Memory consolidation and neural systems

In addition to our studies on drug-seeking behavior, we are also investigating the neural systems underlying the consolidation of different kinds of learning. It is well known that, following a learning event, memories are not instantly laid down but rather involve a consolidation period. Moreover, the amygdala, specifically the basolateral amygdala, modulates the consolidation of many different kinds of memories. Emotional arousal activates the amygdala, which then mediates the effects of emotional arousal on the consolidation processes occurring throughout the rest of the brain. We also know that distinct regions of the brain are involved in different kinds of memories or specific attributes of those memories. Yet, the way in which memory consolidation organizes these separate processes remains unclear. Thus, while the amygdala appears to play a more "general" role in memory consolidation, other regions of the brain play far more specific roles.

Rat_with_thought_bubble

Therefore, to address these issues, we combine a variety of systems-level approaches with different learning and memory tasks in order to assess the roles of specific connections between brain regions such as the basolateral amygdala and other forebrain regions in the consolidation of distinct types or aspects of memories. We use a number of learning and memory procedures to investigate this, including contextual fear conditioning, Barnes mazes with both spatial and cued-response learning procedures, and inhibitory avoidance.

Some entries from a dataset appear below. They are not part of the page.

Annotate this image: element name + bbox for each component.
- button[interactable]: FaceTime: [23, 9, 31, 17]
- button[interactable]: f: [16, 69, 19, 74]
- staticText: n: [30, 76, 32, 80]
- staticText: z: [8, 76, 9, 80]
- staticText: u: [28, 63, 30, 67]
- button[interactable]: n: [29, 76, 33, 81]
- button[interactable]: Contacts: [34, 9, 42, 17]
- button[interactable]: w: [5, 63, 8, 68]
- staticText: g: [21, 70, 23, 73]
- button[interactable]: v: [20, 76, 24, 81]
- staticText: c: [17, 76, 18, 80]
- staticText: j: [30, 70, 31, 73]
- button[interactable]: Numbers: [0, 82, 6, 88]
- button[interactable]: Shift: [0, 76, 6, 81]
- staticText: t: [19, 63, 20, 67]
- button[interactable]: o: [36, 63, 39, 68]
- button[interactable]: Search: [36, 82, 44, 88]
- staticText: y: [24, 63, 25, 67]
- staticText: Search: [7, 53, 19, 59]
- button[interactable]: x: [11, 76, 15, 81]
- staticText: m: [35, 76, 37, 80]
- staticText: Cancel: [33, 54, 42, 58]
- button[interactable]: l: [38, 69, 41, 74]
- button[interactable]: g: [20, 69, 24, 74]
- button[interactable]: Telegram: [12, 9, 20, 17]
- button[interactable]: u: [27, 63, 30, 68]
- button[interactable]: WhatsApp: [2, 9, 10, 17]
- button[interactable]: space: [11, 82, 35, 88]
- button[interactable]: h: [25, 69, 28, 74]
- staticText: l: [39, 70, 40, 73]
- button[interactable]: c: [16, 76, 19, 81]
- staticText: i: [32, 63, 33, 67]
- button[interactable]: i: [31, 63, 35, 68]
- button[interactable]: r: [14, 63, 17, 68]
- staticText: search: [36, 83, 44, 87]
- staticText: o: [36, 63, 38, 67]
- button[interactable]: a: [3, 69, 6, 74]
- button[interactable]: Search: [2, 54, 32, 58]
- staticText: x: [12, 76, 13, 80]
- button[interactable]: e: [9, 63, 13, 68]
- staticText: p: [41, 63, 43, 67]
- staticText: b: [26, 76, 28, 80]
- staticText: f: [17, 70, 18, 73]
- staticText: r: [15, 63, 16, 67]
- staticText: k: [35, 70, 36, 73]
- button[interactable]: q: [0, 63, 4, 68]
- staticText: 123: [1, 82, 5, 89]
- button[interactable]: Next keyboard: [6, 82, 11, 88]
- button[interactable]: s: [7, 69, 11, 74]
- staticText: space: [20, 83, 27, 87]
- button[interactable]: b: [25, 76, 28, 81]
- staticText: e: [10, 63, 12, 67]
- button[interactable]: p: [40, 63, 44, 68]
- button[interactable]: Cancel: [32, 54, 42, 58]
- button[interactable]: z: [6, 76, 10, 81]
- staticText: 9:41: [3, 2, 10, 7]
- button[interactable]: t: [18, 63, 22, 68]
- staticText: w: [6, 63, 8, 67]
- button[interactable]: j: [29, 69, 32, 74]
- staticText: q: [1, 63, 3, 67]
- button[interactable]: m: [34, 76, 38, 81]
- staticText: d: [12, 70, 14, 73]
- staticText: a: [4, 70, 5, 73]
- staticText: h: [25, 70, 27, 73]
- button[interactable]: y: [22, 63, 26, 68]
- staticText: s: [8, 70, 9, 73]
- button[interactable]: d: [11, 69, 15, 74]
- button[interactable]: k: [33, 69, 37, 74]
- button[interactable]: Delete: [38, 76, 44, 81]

Frequently, we manipulate the activity of pathways from structures such as the basolateral amygdala immediately after each kind of training and, thereby, influence the retention for this training. In addition, we can examine how such stimulation and inhibition alters the expression of plasticity-associated proteins in downstream brain regions and activity in other regions during the consolidation period.

These experiments provide a novel method for interrogating those systems controlling memory processes and we hope to use them to come to a significantly deeper understanding for one of the most fundamental functions of the brain and of who we are: Memory.